Although the legendary singer never picked cotton, his story is also one of perseverance. Burke has made at least four comebacks. The most spectacular was in 1960, when he regained his footing and almost singlehandedly keep Atlantic Records alive with the string of hits that fills the double-disc set Home in Your Heart: The Best of Solomon Burke (Rhino/Atlantic), including "The Price," "If You Need Me," "Just Out of Reach," and "Got To Get You Off My Mind." During the three years before, he had skidded into homelessness and poverty after concluding that Apollo Records and his manager were swindling him.

"I lived on the street for those years," he explains. "I was sleeping in abandoned cars, living in boxcars, eating out of garbage cans. I know how a can of pork and beans tastes cooked over an open fire. I know what it’s like to have to wear pants with holes in them." That time his luck turned while he was panhandling in his native Philadelphia.

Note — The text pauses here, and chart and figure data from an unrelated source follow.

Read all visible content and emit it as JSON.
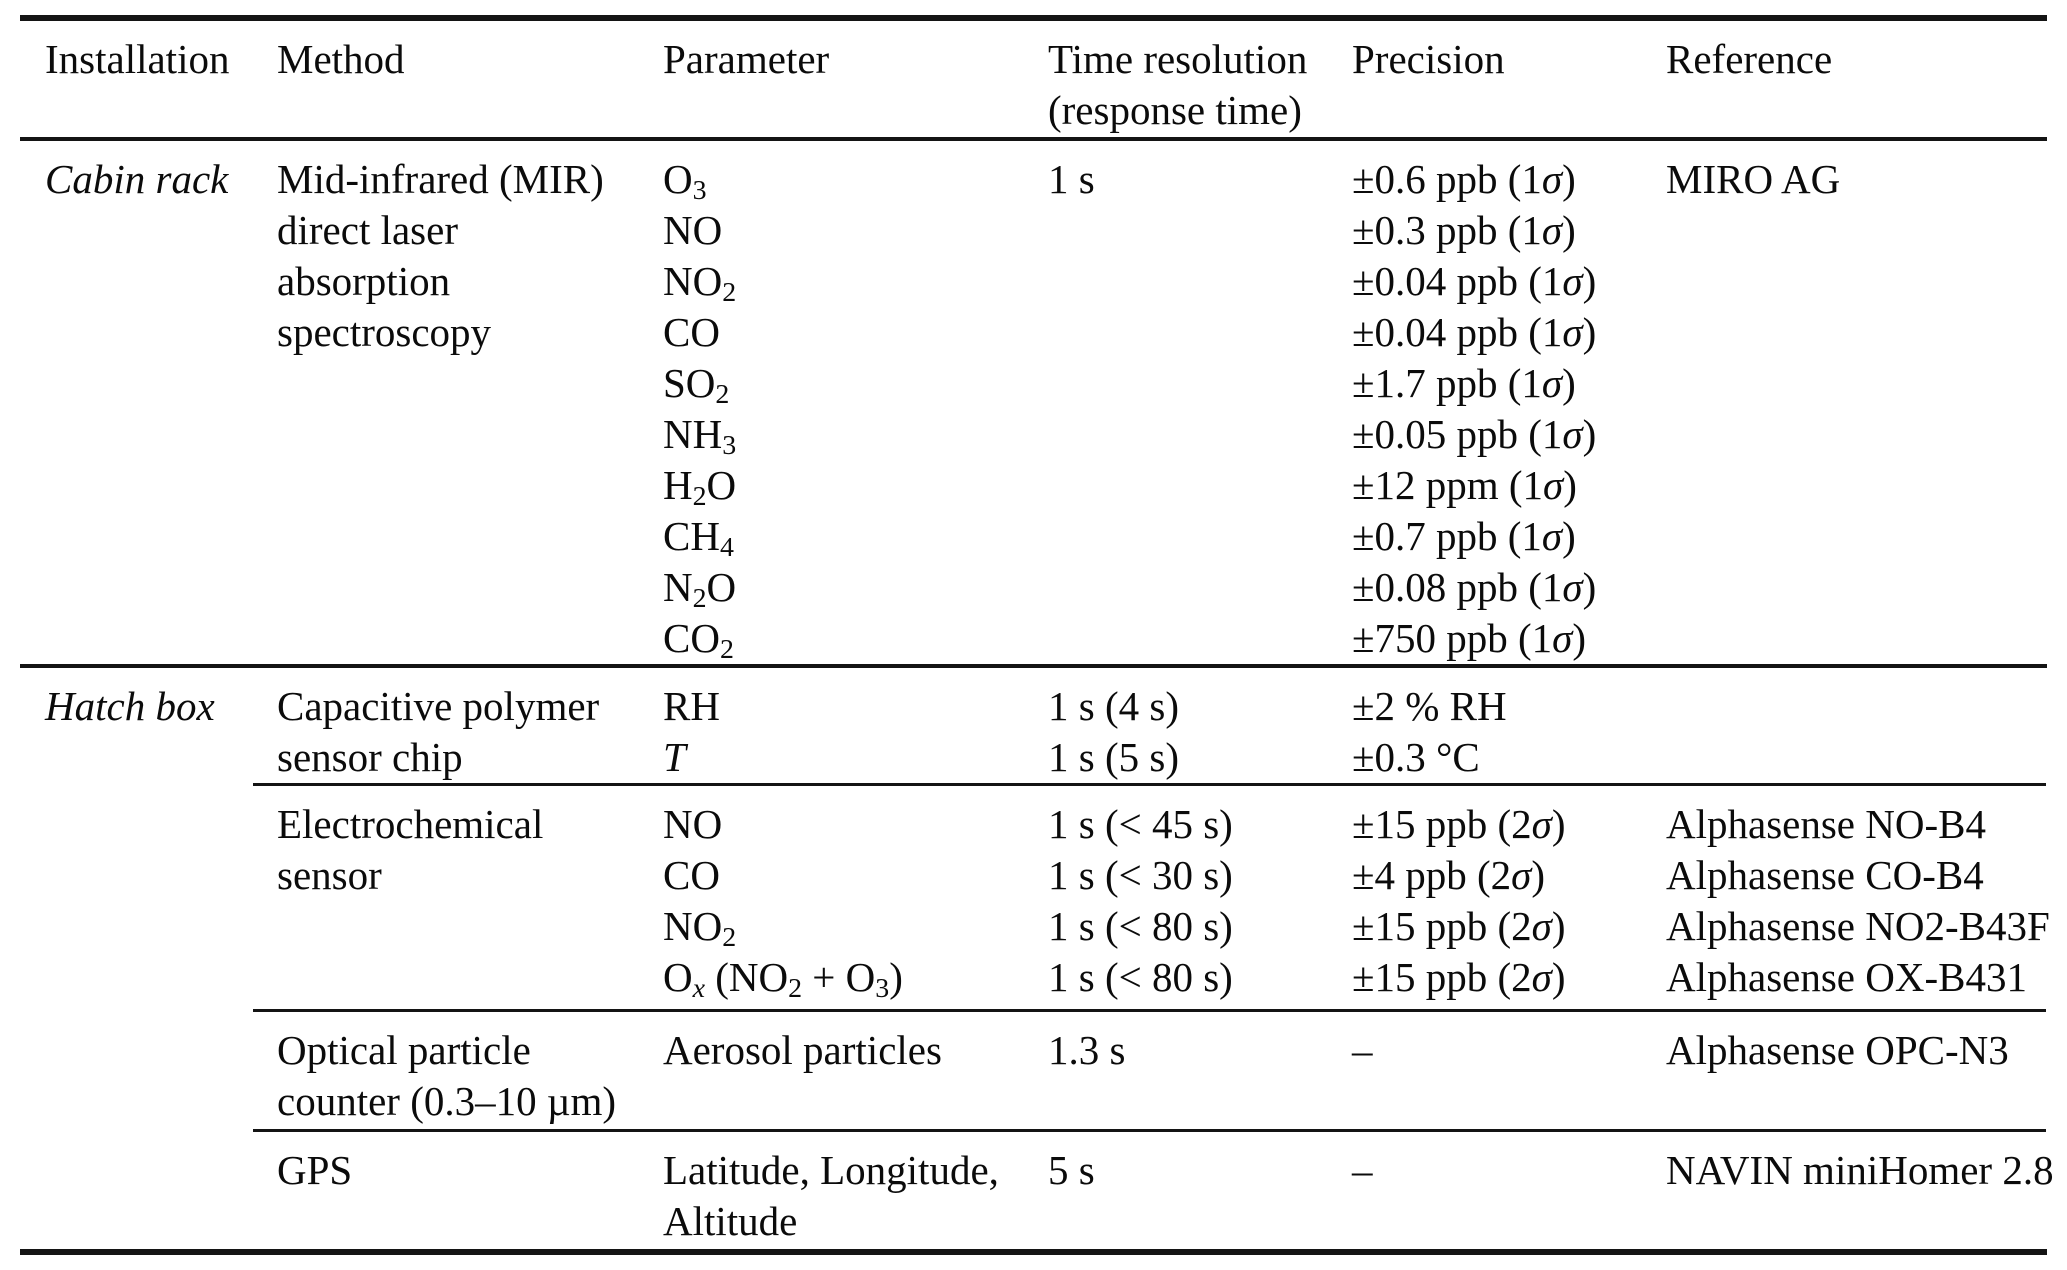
{
  "columns": [
    [
      "Installation"
    ],
    [
      "Method"
    ],
    [
      "Parameter"
    ],
    [
      "Time resolution",
      "(response time)"
    ],
    [
      "Precision"
    ],
    [
      "Reference"
    ]
  ],
  "sections": [
    {
      "installation": "Cabin rack",
      "rows": [
        {
          "method": [
            "Mid-infrared (MIR)",
            "direct laser",
            "absorption",
            "spectroscopy"
          ],
          "parameters": [
            "O_{3}",
            "NO",
            "NO_{2}",
            "CO",
            "SO_{2}",
            "NH_{3}",
            "H_{2}O",
            "CH_{4}",
            "N_{2}O",
            "CO_{2}"
          ],
          "time_resolution": [
            "1 s"
          ],
          "precision": [
            "±0.6 ppb (1*σ*)",
            "±0.3 ppb (1*σ*)",
            "±0.04 ppb (1*σ*)",
            "±0.04 ppb (1*σ*)",
            "±1.7 ppb (1*σ*)",
            "±0.05 ppb (1*σ*)",
            "±12 ppm (1*σ*)",
            "±0.7 ppb (1*σ*)",
            "±0.08 ppb (1*σ*)",
            "±750 ppb (1*σ*)"
          ],
          "reference": [
            "MIRO AG"
          ]
        }
      ]
    },
    {
      "installation": "Hatch box",
      "rows": [
        {
          "method": [
            "Capacitive polymer",
            "sensor chip"
          ],
          "parameters": [
            "RH",
            "*T*"
          ],
          "time_resolution": [
            "1 s (4 s)",
            "1 s (5 s)"
          ],
          "precision": [
            "±2 % RH",
            "±0.3 °C"
          ],
          "reference": []
        },
        {
          "method": [
            "Electrochemical",
            "sensor"
          ],
          "parameters": [
            "NO",
            "CO",
            "NO_{2}",
            "O_{*x*} (NO_{2} + O_{3})"
          ],
          "time_resolution": [
            "1 s (< 45 s)",
            "1 s (< 30 s)",
            "1 s (< 80 s)",
            "1 s (< 80 s)"
          ],
          "precision": [
            "±15 ppb (2*σ*)",
            "±4 ppb (2*σ*)",
            "±15 ppb (2*σ*)",
            "±15 ppb (2*σ*)"
          ],
          "reference": [
            "Alphasense NO-B4",
            "Alphasense CO-B4",
            "Alphasense NO2-B43F",
            "Alphasense OX-B431"
          ]
        },
        {
          "method": [
            "Optical particle",
            "counter (0.3–10 µm)"
          ],
          "parameters": [
            "Aerosol particles"
          ],
          "time_resolution": [
            "1.3 s"
          ],
          "precision": [
            "–"
          ],
          "reference": [
            "Alphasense OPC-N3"
          ]
        },
        {
          "method": [
            "GPS"
          ],
          "parameters": [
            "Latitude, Longitude,",
            "Altitude"
          ],
          "time_resolution": [
            "5 s"
          ],
          "precision": [
            "–"
          ],
          "reference": [
            "NAVIN miniHomer 2.8"
          ]
        }
      ]
    }
  ]
}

A man tossed him 50 cents, and as he bent to pick it up, he heard a voice tell him that if he pocketed that change, he’d be taking handouts for the rest of his life. So he turned and ran into the street. As fate or faith would have it, the car that almost struck him was driven by a woman whose niece he had dated, and she helped him regain himself. In September 1960 he cut "Just Out of Reach (Of My Two Empty Arms)."

Burke’s life is full of colorful stories, many of them far more unusual. There was his practice of selling sandwiches to his own band aboard his tour bus, and the time he stopped at a funeral parlor to display his undertaking skills to his doubting musicians. He almost backed out of an Apollo Theater concert when the respected venue refused to give him the popcorn concession. And there’s the tale of how he and his orchestra once played to an audience of 30,000 rabid fans — at a Klan rally.

"Well, 99 percent of the stories about me are true," he concedes. "And at this point in my life, I’m beginning to enjoy them myself."